Memoirs Of A Geisha is beyond the moral debate of being a geisha; it is about being one. Once you accept that as premise for the film and settle into its folds, it unravels as all good stories do, totally uncluttered, travelling straight from beginning to close like an arrow seeking to tell. Trifle long for a Hollywood film, somewhere in the second half, it falters in pace as the typical Asian cobweb, replete with hidden motives, sacrifice of love - all force their way onto the geisha's clientele, burdening her clear story with a tedious plot.

But only for a brief while, as Rob Marshall's film is a rich experience; true to the book, save a major jump in time towards the end and elimination of the final chapters of Arthur Golden's work. The novel is near 500-pages long. The film has compressed much of that into a tight two-and-quarter hours, sensitively portraying the arrival of a little girl to the `okiya' (place where geishas live), her feeling of profound loss at being separated from her sister (who, being less beautiful is sent off to the red light district), her rivalry with the okiya's resident beauty queen, the coldness of sheer beauty and its inability to sustain male patronage, the prudence of loving a patron and not any lover, the training of a geisha, the pivotal value of one man's kindness to a child separated from family and how that single encounter focuses the life of that blossoming beauty to being a geisha and somehow meet him again.

With references on how to impress men, powerful men seeking the geisha's company, competitive bidding for the chance to sleep with a virgin geisha and geishas remembered by the price they commanded on such a `mizuage' night — the story reeks of male chauvinism. The Oriental weakness for male worship and Japanese society's highly evolved sense of aesthetics ("to be a geisha is to be judged as a moving work of art'') also make the geisha system look righteous and acceptable.
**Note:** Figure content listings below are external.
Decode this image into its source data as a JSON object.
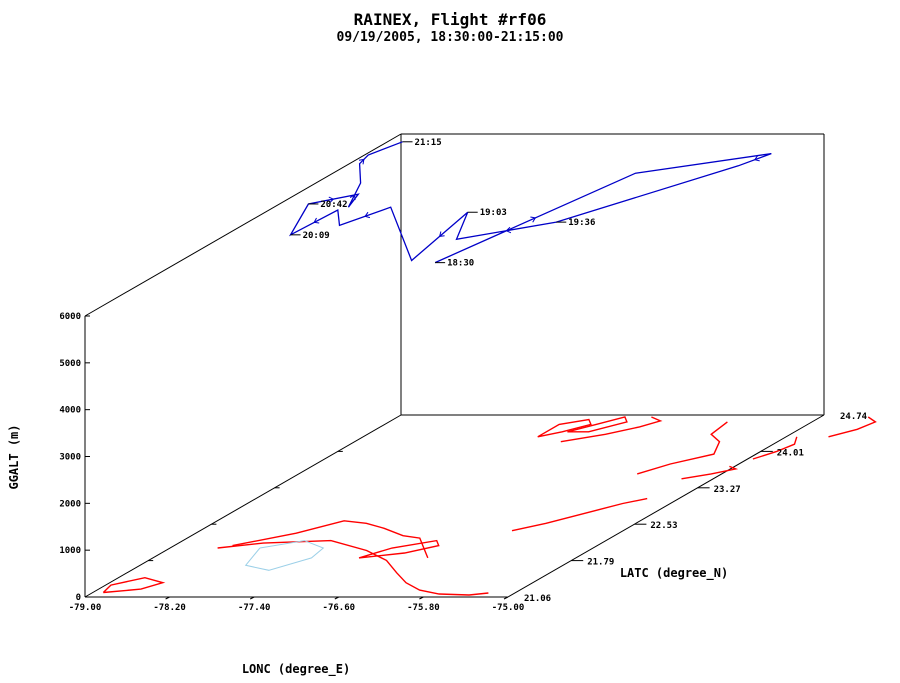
{
  "chart_data": {
    "type": "line",
    "title": "RAINEX, Flight #rf06",
    "subtitle": "09/19/2005, 18:30:00-21:15:00",
    "xlabel": "LONC (degree_E)",
    "ylabel": "LATC (degree_N)",
    "zlabel": "GGALT (m)",
    "x_ticks": [
      "-79.00",
      "-78.20",
      "-77.40",
      "-76.60",
      "-75.80",
      "-75.00"
    ],
    "y_ticks": [
      "21.06",
      "21.79",
      "22.53",
      "23.27",
      "24.01",
      "24.74"
    ],
    "z_ticks": [
      "0",
      "1000",
      "2000",
      "3000",
      "4000",
      "5000",
      "6000"
    ],
    "xlim": [
      -79.0,
      -75.0
    ],
    "ylim": [
      21.06,
      24.74
    ],
    "zlim": [
      0,
      6000
    ],
    "track_color": "#0000c8",
    "coast_color": "#ff0000",
    "lake_color": "#9cd0e8",
    "time_labels": [
      "21:15",
      "18:30",
      "19:36",
      "20:09",
      "20:42",
      "19:03"
    ],
    "series": [
      {
        "values": [
          [
            -76.55,
            22.12,
            6020
          ],
          [
            -76.1,
            23.9,
            6050
          ],
          [
            -75.1,
            24.25,
            6100
          ],
          [
            -75.25,
            24.05,
            6050
          ],
          [
            -76.2,
            23.1,
            5850
          ],
          [
            -76.9,
            22.8,
            5800
          ],
          [
            -77.2,
            23.3,
            5850
          ],
          [
            -77.0,
            22.4,
            5770
          ],
          [
            -78.05,
            23.45,
            5800
          ],
          [
            -78.25,
            23.1,
            5780
          ],
          [
            -78.55,
            23.45,
            5740
          ],
          [
            -78.55,
            22.9,
            5790
          ],
          [
            -78.95,
            23.6,
            5710
          ],
          [
            -78.6,
            23.75,
            5760
          ],
          [
            -78.45,
            23.45,
            5800
          ],
          [
            -78.7,
            23.9,
            5840
          ],
          [
            -78.75,
            23.95,
            6200
          ],
          [
            -78.75,
            24.05,
            6280
          ],
          [
            -78.75,
            24.45,
            6140
          ]
        ]
      }
    ]
  }
}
For many, geisha is trained elegance visited for a price, which is why the ability of the story and the film to keep Sayuri's life — as indeed that of all other geishas portrayed — human, is a fantastic achievement.
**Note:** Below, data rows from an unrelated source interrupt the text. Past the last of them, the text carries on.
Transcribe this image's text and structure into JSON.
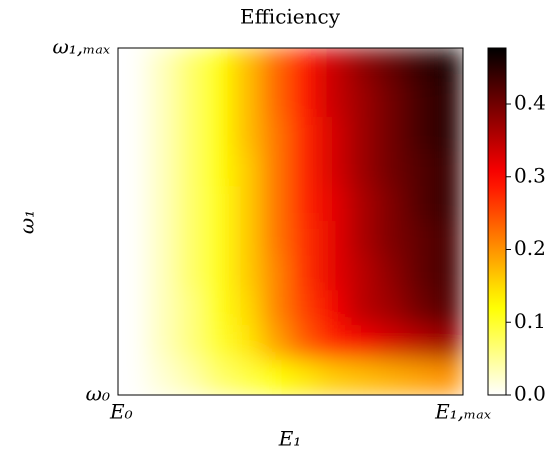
{
  "chart_data": {
    "type": "heatmap",
    "title": "Efficiency",
    "xlabel": "E₁",
    "ylabel": "ω₁",
    "xtick_labels": [
      "E₀",
      "E₁,ₘₐₓ"
    ],
    "ytick_labels": [
      "ω₀",
      "ω₁,ₘₐₓ"
    ],
    "z": [
      [
        0,
        0.03,
        0.07,
        0.12,
        0.17,
        0.23,
        0.29,
        0.34,
        0.38,
        0.41,
        0.44,
        0.46
      ],
      [
        0,
        0.03,
        0.07,
        0.12,
        0.17,
        0.23,
        0.29,
        0.34,
        0.37,
        0.4,
        0.43,
        0.45
      ],
      [
        0,
        0.03,
        0.07,
        0.12,
        0.17,
        0.22,
        0.28,
        0.33,
        0.37,
        0.4,
        0.43,
        0.45
      ],
      [
        0,
        0.03,
        0.07,
        0.12,
        0.16,
        0.22,
        0.28,
        0.33,
        0.37,
        0.4,
        0.42,
        0.44
      ],
      [
        0,
        0.03,
        0.07,
        0.11,
        0.16,
        0.22,
        0.28,
        0.32,
        0.36,
        0.39,
        0.42,
        0.44
      ],
      [
        0,
        0.03,
        0.07,
        0.11,
        0.16,
        0.22,
        0.27,
        0.32,
        0.36,
        0.39,
        0.41,
        0.43
      ],
      [
        0,
        0.03,
        0.07,
        0.11,
        0.16,
        0.21,
        0.27,
        0.32,
        0.35,
        0.38,
        0.41,
        0.43
      ],
      [
        0,
        0.03,
        0.06,
        0.11,
        0.15,
        0.21,
        0.26,
        0.31,
        0.35,
        0.37,
        0.4,
        0.42
      ],
      [
        0,
        0.03,
        0.06,
        0.1,
        0.14,
        0.19,
        0.24,
        0.28,
        0.31,
        0.33,
        0.35,
        0.37
      ],
      [
        0,
        0.02,
        0.04,
        0.07,
        0.09,
        0.12,
        0.14,
        0.16,
        0.17,
        0.18,
        0.19,
        0.2
      ]
    ],
    "colormap": "hot_r",
    "clim": [
      0,
      0.477
    ],
    "cticks": [
      {
        "value": 0,
        "label": "0.0"
      },
      0.1,
      0.2,
      0.3,
      0.4
    ]
  }
}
In time, beauty ages and a geisha becomes history.

ll that survives are memories of a face that was; and if you look deeper, a person who had been, albeit unseen.
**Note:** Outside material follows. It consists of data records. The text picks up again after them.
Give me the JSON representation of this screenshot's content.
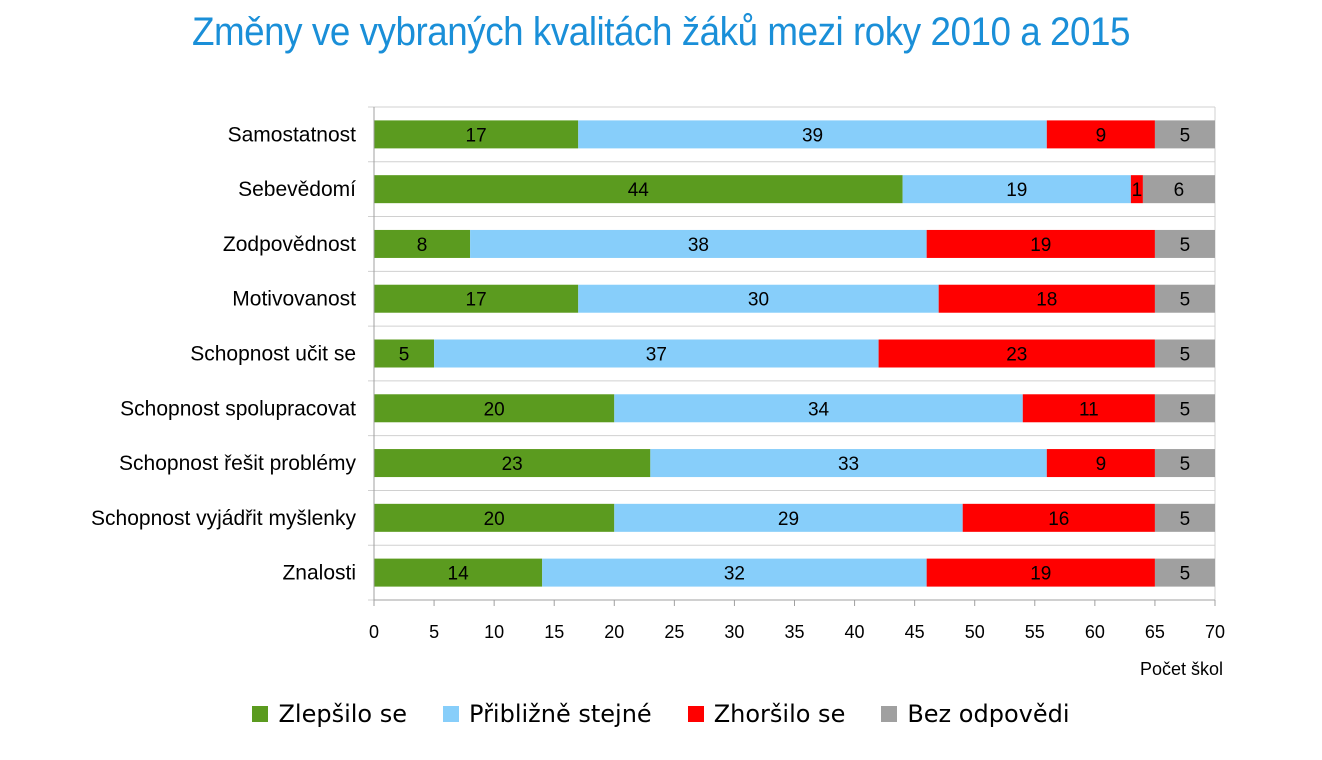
{
  "chart_data": {
    "type": "bar",
    "orientation": "horizontal",
    "stacked": true,
    "title": "Změny ve vybraných kvalitách žáků mezi roky 2010 a 2015",
    "xlabel": "Počet škol",
    "ylabel": "",
    "xlim": [
      0,
      70
    ],
    "xticks": [
      0,
      5,
      10,
      15,
      20,
      25,
      30,
      35,
      40,
      45,
      50,
      55,
      60,
      65,
      70
    ],
    "grid": true,
    "legend_position": "bottom",
    "categories": [
      "Samostatnost",
      "Sebevědomí",
      "Zodpovědnost",
      "Motivovanost",
      "Schopnost učit se",
      "Schopnost spolupracovat",
      "Schopnost řešit problémy",
      "Schopnost vyjádřit myšlenky",
      "Znalosti"
    ],
    "series": [
      {
        "name": "Zlepšilo se",
        "color": "#5b9b1f",
        "values": [
          17,
          44,
          8,
          17,
          5,
          20,
          23,
          20,
          14
        ]
      },
      {
        "name": "Přibližně stejné",
        "color": "#87cefa",
        "values": [
          39,
          19,
          38,
          30,
          37,
          34,
          33,
          29,
          32
        ]
      },
      {
        "name": "Zhoršilo se",
        "color": "#ff0000",
        "values": [
          9,
          1,
          19,
          18,
          23,
          11,
          9,
          16,
          19
        ]
      },
      {
        "name": "Bez odpovědi",
        "color": "#a0a0a0",
        "values": [
          5,
          6,
          5,
          5,
          5,
          5,
          5,
          5,
          5
        ]
      }
    ]
  }
}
With a story that starts in the fishing village of Yoroido from where nine-year- old Chiyu is brought to Kyoto, her futile attempts at escape, to her life as geisha at the okiya in Gion and her devotion to the man she loves — the film succeeds in keeping Sayuri a person, safe from the expensive dressed up doll famed for her mizuage price she would otherwise have been. Safe from being another Hatsumomo — the okiya's reigning beauty queen — who fades, having lost the battle to find an anchor despite her beautiful face. As Sayuri notes of the geisha walking away from the okiya, "I might be looking into my own future.''

Memoirs Of A Geisha was recently nominated for six Oscars. In retrospect, it does appear a bit strange that none of that included a nomination for acting. Besides the convincing portrayal of the key characters, the other thought, which one took back from the theatre, was that of an Asian cast pulling off a great film; restrained acting and a touch of the dramatic only where it matters, appear to have done the trick.

Suzuka Ohgo is unforgettable as Chiyu. Ziyi Zhang as Sayuri, Gong Li as Hatsumomo, Michelle Yeoh as Mameha (the geisha who mentors Sayuri) and Ken Watanabe as Chairman (the man Sayuri loves), all have turned in fine performances.

The film releases here on February 24. See it.